I thought this was a weird choice of behavior to showcase, because I think most people are wiser than Joe and aren't underwhelmed like that about their successes, so I didn't quite know where the movie was going, and so far the morale looked very simple: be grateful about your achievements. But to my surprise, the movie went to another direction: be grateful about the banality of life. The singer he has performed with tells him the parable of a fish who wants to go to ocean because he is disappointed to "only be in water" (the point being: the ocean is nothing more than water). How ironic that such a parable comes from the creators of Finding Nemo about a father fish over-protecting his child fish from the ocean, but who eventually has the adventure of its lifetime by exploring the ocean.

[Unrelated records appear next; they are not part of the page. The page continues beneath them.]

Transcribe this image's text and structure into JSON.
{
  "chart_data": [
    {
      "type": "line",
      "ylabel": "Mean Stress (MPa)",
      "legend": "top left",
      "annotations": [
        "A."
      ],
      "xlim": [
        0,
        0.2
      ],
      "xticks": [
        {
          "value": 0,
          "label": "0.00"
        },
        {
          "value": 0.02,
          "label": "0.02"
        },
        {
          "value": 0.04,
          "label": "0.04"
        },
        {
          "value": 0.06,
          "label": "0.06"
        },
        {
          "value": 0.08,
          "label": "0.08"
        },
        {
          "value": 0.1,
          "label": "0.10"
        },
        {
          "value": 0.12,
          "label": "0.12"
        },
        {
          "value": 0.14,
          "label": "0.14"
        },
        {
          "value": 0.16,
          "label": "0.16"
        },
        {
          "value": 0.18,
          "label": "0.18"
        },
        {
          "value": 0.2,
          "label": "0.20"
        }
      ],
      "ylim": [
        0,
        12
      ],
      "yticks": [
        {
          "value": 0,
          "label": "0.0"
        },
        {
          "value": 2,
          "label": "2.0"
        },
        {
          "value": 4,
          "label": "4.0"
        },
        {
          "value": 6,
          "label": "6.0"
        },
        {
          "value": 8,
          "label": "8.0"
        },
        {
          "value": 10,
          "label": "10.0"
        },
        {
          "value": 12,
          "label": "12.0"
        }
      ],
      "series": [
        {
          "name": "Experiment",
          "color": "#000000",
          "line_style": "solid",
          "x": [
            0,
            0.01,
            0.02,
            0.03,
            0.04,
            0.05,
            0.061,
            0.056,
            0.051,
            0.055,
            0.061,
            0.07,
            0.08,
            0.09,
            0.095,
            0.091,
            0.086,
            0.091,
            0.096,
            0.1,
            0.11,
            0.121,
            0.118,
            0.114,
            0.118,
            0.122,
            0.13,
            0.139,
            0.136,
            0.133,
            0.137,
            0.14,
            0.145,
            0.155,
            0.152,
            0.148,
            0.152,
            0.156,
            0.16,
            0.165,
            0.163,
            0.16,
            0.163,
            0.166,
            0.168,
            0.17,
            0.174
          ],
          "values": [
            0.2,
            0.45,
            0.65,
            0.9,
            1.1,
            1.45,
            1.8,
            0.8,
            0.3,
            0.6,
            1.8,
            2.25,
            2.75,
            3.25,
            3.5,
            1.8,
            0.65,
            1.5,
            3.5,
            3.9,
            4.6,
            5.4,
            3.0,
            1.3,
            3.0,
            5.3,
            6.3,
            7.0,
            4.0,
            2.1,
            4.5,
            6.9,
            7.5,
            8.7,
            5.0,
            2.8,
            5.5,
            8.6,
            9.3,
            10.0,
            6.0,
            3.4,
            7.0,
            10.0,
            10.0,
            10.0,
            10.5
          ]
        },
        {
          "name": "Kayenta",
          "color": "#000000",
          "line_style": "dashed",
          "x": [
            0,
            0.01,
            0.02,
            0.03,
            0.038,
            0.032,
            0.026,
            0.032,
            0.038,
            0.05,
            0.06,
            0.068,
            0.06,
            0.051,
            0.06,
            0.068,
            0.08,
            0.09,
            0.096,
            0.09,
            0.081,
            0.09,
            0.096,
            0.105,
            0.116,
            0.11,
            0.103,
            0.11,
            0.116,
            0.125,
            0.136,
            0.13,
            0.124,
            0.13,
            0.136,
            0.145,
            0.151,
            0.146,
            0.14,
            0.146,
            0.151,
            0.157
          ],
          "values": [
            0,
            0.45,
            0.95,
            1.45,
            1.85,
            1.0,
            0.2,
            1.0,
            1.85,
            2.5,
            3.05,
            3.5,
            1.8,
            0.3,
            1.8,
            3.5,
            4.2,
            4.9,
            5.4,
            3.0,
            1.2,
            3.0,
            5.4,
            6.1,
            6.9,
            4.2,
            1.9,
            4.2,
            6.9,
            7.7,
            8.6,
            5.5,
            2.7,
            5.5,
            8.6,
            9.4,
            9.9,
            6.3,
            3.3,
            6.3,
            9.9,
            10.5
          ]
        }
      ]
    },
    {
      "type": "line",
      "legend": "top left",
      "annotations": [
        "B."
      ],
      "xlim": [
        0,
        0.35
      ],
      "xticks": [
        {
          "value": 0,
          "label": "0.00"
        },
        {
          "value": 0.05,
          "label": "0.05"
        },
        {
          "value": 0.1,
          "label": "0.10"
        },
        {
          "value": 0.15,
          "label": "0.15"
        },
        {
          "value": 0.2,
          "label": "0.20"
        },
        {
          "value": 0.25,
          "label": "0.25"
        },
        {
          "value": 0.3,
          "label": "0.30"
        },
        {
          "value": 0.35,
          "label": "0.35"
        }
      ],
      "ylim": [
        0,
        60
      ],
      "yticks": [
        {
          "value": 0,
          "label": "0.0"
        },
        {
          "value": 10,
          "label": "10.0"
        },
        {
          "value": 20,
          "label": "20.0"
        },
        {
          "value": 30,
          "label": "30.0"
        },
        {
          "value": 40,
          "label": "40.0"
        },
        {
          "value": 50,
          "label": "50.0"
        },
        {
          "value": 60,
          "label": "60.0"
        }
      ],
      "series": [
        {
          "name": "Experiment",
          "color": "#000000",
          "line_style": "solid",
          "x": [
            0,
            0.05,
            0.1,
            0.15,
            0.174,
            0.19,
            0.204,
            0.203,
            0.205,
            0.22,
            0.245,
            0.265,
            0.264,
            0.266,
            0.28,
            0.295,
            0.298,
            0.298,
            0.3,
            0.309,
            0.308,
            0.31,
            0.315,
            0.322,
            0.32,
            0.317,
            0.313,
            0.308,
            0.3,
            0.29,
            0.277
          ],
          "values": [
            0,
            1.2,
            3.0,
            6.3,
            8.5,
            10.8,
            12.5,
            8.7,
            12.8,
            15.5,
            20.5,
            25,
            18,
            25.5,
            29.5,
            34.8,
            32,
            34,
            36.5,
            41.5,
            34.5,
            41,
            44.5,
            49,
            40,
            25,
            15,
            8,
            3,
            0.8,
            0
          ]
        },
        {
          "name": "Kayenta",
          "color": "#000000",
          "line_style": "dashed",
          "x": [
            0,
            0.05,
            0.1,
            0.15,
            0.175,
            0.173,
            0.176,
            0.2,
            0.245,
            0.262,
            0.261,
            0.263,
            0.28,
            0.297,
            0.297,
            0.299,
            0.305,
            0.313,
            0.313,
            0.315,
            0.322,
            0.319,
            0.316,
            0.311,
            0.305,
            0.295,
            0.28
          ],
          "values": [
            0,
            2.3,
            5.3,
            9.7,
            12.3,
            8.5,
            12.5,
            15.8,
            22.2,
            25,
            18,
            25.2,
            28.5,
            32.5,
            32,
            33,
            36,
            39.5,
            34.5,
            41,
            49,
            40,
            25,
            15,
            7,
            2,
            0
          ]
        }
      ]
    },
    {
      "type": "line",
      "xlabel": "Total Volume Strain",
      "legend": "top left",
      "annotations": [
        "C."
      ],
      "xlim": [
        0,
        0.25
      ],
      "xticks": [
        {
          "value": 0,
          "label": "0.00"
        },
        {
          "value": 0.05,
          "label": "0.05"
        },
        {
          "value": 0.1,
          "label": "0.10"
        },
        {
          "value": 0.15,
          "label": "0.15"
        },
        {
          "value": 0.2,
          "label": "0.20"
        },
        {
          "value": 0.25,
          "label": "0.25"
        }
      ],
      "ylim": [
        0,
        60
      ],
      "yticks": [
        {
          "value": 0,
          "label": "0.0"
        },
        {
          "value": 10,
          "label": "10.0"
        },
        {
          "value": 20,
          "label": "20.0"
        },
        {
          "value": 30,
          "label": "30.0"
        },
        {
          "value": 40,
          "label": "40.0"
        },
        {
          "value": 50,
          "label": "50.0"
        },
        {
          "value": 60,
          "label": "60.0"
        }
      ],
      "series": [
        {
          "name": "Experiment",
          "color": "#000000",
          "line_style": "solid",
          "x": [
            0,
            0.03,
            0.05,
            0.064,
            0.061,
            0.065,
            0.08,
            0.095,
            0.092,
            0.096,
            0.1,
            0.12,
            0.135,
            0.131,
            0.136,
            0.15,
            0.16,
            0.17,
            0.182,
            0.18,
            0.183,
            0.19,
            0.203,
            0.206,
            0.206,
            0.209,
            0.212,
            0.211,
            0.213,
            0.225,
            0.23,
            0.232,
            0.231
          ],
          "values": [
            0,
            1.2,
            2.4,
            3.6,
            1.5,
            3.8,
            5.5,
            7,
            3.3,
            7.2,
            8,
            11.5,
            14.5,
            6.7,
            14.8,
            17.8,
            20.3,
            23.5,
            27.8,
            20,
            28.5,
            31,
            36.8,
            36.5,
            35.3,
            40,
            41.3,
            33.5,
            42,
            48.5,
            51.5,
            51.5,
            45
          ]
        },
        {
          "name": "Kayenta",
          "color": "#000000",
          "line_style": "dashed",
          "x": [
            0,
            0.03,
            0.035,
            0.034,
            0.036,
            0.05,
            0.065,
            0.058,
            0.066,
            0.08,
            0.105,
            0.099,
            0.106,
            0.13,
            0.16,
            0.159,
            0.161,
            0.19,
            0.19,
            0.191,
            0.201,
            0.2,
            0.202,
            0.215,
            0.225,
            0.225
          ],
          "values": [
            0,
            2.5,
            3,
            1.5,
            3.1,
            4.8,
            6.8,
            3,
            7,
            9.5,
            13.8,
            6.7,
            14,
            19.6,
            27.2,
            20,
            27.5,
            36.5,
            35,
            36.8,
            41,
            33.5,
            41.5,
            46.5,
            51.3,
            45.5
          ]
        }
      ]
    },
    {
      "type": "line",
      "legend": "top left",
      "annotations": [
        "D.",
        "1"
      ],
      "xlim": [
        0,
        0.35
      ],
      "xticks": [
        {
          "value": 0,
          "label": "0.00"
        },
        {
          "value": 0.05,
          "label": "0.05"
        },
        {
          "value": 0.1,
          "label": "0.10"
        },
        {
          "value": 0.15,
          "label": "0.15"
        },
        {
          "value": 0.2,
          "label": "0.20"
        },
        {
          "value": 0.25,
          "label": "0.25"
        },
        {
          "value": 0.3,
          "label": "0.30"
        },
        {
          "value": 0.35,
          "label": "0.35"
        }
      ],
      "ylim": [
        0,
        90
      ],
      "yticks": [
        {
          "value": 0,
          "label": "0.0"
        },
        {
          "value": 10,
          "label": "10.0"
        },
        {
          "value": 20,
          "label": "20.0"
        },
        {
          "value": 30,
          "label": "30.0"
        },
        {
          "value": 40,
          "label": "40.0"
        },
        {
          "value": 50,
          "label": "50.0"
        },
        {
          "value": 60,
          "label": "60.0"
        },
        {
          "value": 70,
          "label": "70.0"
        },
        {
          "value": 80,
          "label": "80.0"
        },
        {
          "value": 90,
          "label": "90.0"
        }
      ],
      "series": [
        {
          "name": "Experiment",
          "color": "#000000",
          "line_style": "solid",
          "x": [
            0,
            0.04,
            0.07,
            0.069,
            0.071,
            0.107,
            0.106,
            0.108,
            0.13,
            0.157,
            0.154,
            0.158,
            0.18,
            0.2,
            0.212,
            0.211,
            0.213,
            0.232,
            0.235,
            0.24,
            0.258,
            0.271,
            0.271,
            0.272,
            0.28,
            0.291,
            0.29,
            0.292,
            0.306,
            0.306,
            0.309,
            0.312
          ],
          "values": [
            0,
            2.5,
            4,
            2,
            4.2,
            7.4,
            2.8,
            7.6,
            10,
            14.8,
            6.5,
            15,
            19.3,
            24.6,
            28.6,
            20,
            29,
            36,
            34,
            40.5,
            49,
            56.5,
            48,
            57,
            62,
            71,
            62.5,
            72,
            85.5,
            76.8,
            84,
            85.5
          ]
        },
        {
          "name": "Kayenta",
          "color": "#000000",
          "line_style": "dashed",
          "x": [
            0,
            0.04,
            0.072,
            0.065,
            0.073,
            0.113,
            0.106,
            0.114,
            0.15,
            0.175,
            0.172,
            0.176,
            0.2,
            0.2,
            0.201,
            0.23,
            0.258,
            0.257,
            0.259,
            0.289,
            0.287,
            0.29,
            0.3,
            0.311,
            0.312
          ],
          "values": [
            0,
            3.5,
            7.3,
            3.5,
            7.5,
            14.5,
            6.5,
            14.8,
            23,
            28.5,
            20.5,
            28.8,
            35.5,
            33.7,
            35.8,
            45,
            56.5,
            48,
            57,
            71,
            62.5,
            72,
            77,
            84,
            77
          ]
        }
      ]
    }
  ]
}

Then unrolls a montage of Joe's life with beautiful images of New York City and trees and sunsets and pie eating and whatnots. How beautiful life actually is! Yeah, now try replacing sunsets with grayness, NYC with sovietic-era buildings, pie eating with a slice of stale bread, and let's see how that works. It doesn't, and yet those circumstance are experienced by various people around the world, who arguably shouldn't be excluded from the philosophical discourse about life. How to avoid such fatality? Well, simply by putting the emphasis on improvement rather than on state. No matter your situation in life regarding money or health or simply fulfillment, there is always hope for better, by trying to progress, and by being grateful about each little victory on the way. There is no guaranty that state will look good, but improvement always looks good.

That's not what the movie is about. According to the movie, improvement is overrated, because there is no higher plane of existence. State is underrated, because life is already beautiful in what it has to offer right now. So we never get to see Joe being grateful about his gig, but we get to see him having his mind blown by a leaf falling off a tree. I guess it's true to some degree (one must not fall into the extremes of self-improvement motivational madness), but I don't see how this can be a philosophy in and of itself. It seems to me that this philosophy only works for those who have it easy, for whom motivation and success are so natural they have become bored by it, and they need to fall back to liking trees. For the rest of us mere mortals who are thriving for betterment, enjoying the moment is simply a good medicine against stress and anxiety, but there is always the possibility for life to be a triumph. And may it only be a delusion, please let us believe.